From the Shoot record it’s possible to produce a PDF summary of a shoot, which contains the important details like the schedule & location(s), requests, notes and contact information. Creating that summary is done by clicking the Print/Send button from the Shoot record. That’s a useful thing to print for your own shoots, too, so that you’ve always got the necessary details to hand.
You can also create some email templates which include the relevant shoot details, so that you can send that info to your associate in an email in a couple of clicks.
Mail-merge tags can be used within email templates to customise the message and make it relevant to the shoot it’s linked to. It’s important to note that where you’re using mail-merge tags in email templates that are added to a wedding, Light Blue will merge the contact information of the linked contacts with roles of Bride, Groom or Partner. That means that if your email starts “Hi %contactfirstname%”, it’ll merge “Hi Sam & Jo” (the wedding couple) not “Hi Tony” (the associate photographer that you’re sending the email to). It’s best to keep that part of your associate emails generic; you have the opportunity to manually personalise further if required.
Handling the important financial and contractual details with your associates
As well as handling your staffing by allocating resources to shoots, you’ll also want to manage your finances. By adding the associate as a contact record – as well as a resource, they’re two different things – you’re able to add the associate as the supplier in a purchase record to note the fee that they’re charging to you. Don’t forget to mark that purchase as paid once you’ve settled up with them.
Light Blue’s online contract signing system can help you to send an associate/second shooter contract so that you are all clear on the terms of your engagement.
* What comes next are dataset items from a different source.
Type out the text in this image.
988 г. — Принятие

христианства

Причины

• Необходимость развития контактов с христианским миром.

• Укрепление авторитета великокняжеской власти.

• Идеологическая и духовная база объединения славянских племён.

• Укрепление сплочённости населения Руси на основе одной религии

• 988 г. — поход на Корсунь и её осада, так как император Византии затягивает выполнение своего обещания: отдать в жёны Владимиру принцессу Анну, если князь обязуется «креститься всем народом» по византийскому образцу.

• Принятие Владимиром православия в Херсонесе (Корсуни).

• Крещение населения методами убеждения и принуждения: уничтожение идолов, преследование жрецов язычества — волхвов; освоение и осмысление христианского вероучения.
To do that:
- start by creating an Associate/Second Shooter contract template,
- then link the associate photographer’s contact record to the shoot record in question (remember that contacts and resources are different things).
- Now go to the Activity tab of the shoot and add the contract.
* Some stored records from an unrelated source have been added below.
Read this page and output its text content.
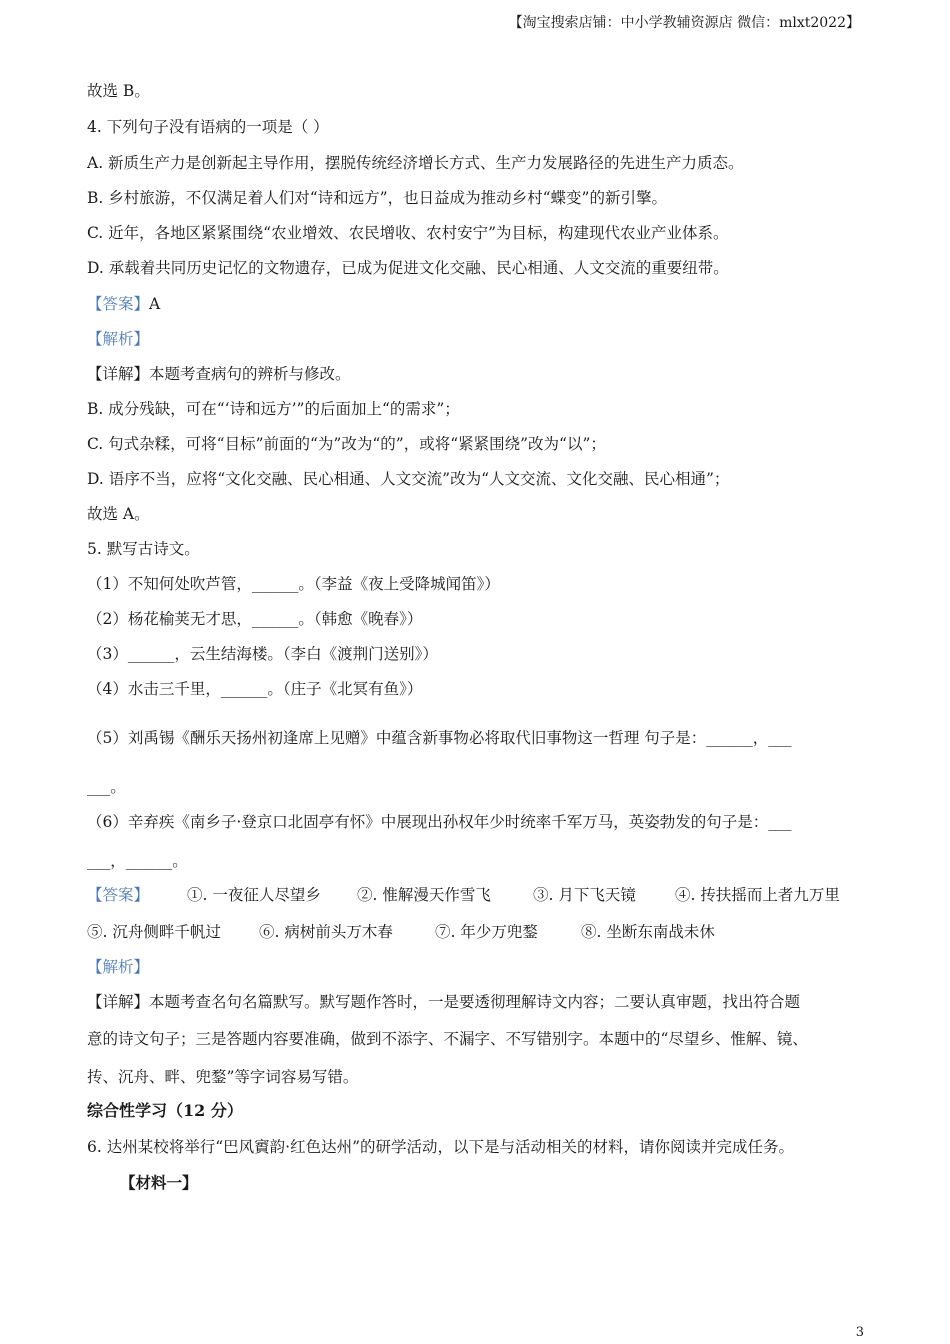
【淘宝搜索店铺：中小学教辅资源店 微信：mlxt2022】
故选 B。
4. 下列句子没有语病的一项是（ ）
A. 新质生产力是创新起主导作用，摆脱传统经济增长方式、生产力发展路径的先进生产力质态。
B. 乡村旅游，不仅满足着人们对“诗和远方”，也日益成为推动乡村“蝶变”的新引擎。
C. 近年，各地区紧紧围绕“农业增效、农民增收、农村安宁”为目标，构建现代农业产业体系。
D. 承载着共同历史记忆的文物遗存，已成为促进文化交融、民心相通、人文交流的重要纽带。
【答案】A
【解析】
【详解】本题考查病句的辨析与修改。
B. 成分残缺，可在“‘诗和远方’”的后面加上“的需求”；
C. 句式杂糅，可将“目标”前面的“为”改为“的”，或将“紧紧围绕”改为“以”；
D. 语序不当，应将“文化交融、民心相通、人文交流”改为“人文交流、文化交融、民心相通”；
故选 A。
5. 默写古诗文。
（1）不知何处吹芦管，______。（李益《夜上受降城闻笛》）
（2）杨花榆荚无才思，______。（韩愈《晚春》）
（3）______，云生结海楼。（李白《渡荆门送别》）
（4）水击三千里，______。（庄子《北冥有鱼》）
（5）刘禹锡《酬乐天扬州初逢席上见赠》中蕴含新事物必将取代旧事物这一哲理 句子是：______，___
___。
（6）辛弃疾《南乡子·登京口北固亭有怀》中展现出孙权年少时统率千军万马，英姿勃发的句子是：___
___，______。
【答案】 ①. 一夜征人尽望乡 ②. 惟解漫天作雪飞	③. 月下飞天镜	④. 抟扶摇而上者九万里
⑤. 沉舟侧畔千帆过 ⑥. 病树前头万木春	⑦. 年少万兜鍪	⑧. 坐断东南战未休
【解析】
【详解】本题考查名句名篇默写。默写题作答时，一是要透彻理解诗文内容；二要认真审题，找出符合题
意的诗文句子；三是答题内容要准确，做到不添字、不漏字、不写错别字。本题中的“尽望乡、惟解、镜、
抟、沉舟、畔、兜鍪”等字词容易写错。
综合性学习（12 分）
6. 达州某校将举行“巴风賨韵·红色达州”的研学活动，以下是与活动相关的材料，请你阅读并完成任务。
【材料一】
3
- Make sure that your clients (who’ll already be linked contacts) are not checked as signatories to this particular contract. You only want your associate to be the signatory.
- You won’t need to include a form or any quote or booking fee information.
Working as a second/associate photographer for someone else
You may also find yourself with available dates which you’re keen to fill, and are able to help a fellow photographer out by working as their associate or second photographer.
Here’s some quick tips on how to manage that in your own copy of Light Blue:
- Consider adding a separate shoot type for associate photographer work. This allows you to easily see how much of this sort of work you’re doing.
- Create a separate price list for associate photographer work. You’ll be charging different rates as an associate/second photographer, compared to the rates that you’re charging to your own clients. A separate price list means that you can assemble your invoices quickly and easily.
- Set up an “Associate/Second Shooter” workflow. You won’t be going through all of the same steps as an associate photographer compared to when you’re managing the whole project yourself (for example you may only perform an initial cull of images and won’t handle any other post production). By adding this workflow to the shoot date, you’ll be able to deliver to the lead photographer in a timely fashion.